Há muitos anos, Joaquim Surumali dedicou sua vida a preservar a identidade cultural de Timor-Leste e a promover o orgulho e o amor pelo seu país por meio de sua arte. Ele se orgulha de ter aprendido o ofício de joalheiro com seu avô, um habilidoso artesão que criava joias para a nobreza local. Desde então, Surumali tem continuado o legado da família, adaptando suas técnicas para representar a cultura e os costumes únicos de seu país.
Com esmero e habilidade, Joaquim Surumali recria em joias as peças utilizadas em casas sagradas, cerimônias e danças tradicionais de Timor-Leste. Seu trabalho é tão preciso que as joias são praticamente idênticas às originais, o que evidencia seu profundo conhecimento e respeito pela cultura timorense.
Entre as peças mais famosas criadas por Surumali estão as “tara bandu”, que são braceletes usados pelos líderes tradicionais em cerimônias importantes. Essas joias são feitas com pedras preciosas e metais nobres, como o ouro e a prata, e são consideradas símbolos de poder e respeito. O processo de fabricação dessas joias é minucioso e leva semanas para ser concluído, mas o resultado final é verdadeiramente deslumbrante.
Além das “tara bandu”, Joaquim Surumali também produz outros tipos de joias inspiradas nas tradições timorenses, como os colares usados pelas noivas nas cerimônias de casamento e os brincos usados por mulheres em rituais de fertilidade. Cada peça é única e carrega consigo toda a história e significado cultural de Timor-Leste.
O trabalho de Surumali não se limita apenas à criação de joias tradicionais, ele também busca inovar e experimentar novas técnicas em seus projetos.

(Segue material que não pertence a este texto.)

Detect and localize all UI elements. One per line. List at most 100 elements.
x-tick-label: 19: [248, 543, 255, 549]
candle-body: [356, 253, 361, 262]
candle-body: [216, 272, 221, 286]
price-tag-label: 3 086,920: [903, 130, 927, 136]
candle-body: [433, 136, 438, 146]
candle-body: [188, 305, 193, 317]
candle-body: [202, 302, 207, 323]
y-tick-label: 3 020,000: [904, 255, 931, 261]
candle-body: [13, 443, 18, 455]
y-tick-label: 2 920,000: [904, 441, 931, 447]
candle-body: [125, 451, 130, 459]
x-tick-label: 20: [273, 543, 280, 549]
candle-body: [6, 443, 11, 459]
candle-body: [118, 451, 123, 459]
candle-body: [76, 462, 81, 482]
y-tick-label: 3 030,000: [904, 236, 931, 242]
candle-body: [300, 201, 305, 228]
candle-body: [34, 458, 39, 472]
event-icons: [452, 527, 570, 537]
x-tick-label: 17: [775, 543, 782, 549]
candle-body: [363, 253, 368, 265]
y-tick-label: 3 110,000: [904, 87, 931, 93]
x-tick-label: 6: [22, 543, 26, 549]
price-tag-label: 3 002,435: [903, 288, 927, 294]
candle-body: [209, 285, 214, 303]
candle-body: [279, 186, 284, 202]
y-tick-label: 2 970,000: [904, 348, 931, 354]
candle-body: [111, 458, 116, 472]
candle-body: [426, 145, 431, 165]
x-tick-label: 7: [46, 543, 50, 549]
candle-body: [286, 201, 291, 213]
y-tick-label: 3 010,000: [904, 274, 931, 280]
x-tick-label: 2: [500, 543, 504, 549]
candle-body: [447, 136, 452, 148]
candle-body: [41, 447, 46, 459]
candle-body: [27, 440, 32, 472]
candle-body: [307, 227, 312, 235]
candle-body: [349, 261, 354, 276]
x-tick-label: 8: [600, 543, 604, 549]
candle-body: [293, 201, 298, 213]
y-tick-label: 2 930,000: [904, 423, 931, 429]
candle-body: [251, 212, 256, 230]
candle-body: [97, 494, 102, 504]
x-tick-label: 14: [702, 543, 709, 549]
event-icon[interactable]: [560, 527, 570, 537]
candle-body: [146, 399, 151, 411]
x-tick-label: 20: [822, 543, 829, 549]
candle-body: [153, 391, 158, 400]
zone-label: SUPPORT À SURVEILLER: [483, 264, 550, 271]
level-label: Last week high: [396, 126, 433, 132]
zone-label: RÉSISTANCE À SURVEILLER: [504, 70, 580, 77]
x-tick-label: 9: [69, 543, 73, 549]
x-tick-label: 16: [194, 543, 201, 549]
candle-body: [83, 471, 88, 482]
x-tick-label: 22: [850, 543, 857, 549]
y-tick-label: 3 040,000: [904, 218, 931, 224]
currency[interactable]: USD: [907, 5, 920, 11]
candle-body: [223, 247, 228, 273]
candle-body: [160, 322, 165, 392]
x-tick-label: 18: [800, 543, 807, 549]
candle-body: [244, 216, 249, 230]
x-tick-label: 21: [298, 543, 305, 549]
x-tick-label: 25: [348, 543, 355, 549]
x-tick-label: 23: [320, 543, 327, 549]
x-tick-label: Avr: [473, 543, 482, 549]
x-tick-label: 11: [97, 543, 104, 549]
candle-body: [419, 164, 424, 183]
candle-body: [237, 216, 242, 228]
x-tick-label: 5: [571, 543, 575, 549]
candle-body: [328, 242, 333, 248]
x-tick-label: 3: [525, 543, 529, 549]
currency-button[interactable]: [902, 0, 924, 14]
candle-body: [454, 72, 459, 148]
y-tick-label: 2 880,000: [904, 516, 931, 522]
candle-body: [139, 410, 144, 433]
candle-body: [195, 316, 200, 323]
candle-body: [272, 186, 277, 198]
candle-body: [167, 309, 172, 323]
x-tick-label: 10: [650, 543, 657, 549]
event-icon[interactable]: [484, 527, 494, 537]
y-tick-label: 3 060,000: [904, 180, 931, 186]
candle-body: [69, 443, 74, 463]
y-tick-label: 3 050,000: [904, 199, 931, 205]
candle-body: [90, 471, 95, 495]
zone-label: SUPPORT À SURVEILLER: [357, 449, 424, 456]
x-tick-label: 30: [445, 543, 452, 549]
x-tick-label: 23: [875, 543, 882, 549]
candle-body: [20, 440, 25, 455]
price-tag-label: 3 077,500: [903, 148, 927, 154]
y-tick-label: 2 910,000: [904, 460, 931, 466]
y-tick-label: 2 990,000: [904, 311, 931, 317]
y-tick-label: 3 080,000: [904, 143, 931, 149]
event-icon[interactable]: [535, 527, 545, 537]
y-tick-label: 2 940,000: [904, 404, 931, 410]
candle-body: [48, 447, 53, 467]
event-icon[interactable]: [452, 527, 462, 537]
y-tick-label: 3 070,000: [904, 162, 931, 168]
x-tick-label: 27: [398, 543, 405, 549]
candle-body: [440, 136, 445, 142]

Ele utiliza materiais locais, como a madeira de sândalo e as sementes de tamarindo, para criar joias contemporâneas que reflitam a identidade e a criatividade do povo timorense.
Além disso, o mestre joalheiro é um forte defensor da sustentabilidade e do comércio justo em sua produção. Ele trabalha com artesãos locais e promove o uso de materiais reciclados e renováveis, contribuindo assim para o desenvolvimento econômico e social de seu país.
O trabalho de Joaquim Surumali tem sido amplamente reconhecido e admirado dentro e fora de Timor-Leste. Suas joias já foram exibidas em importantes museus e galerias de arte ao redor do mundo, levando a cultura e tradições de seu país para além de suas fronteiras.
Mas, para Surumali, o reconhecimento mais importante é o impacto que suas joias têm sobre as pessoas em seu próprio país. Suas criações são apreciadas e usadas por líderes tradicionais, dançarinos e músicos durante festivais e cerimônias, garantindo a continuidade e valorização das tradições timorenses.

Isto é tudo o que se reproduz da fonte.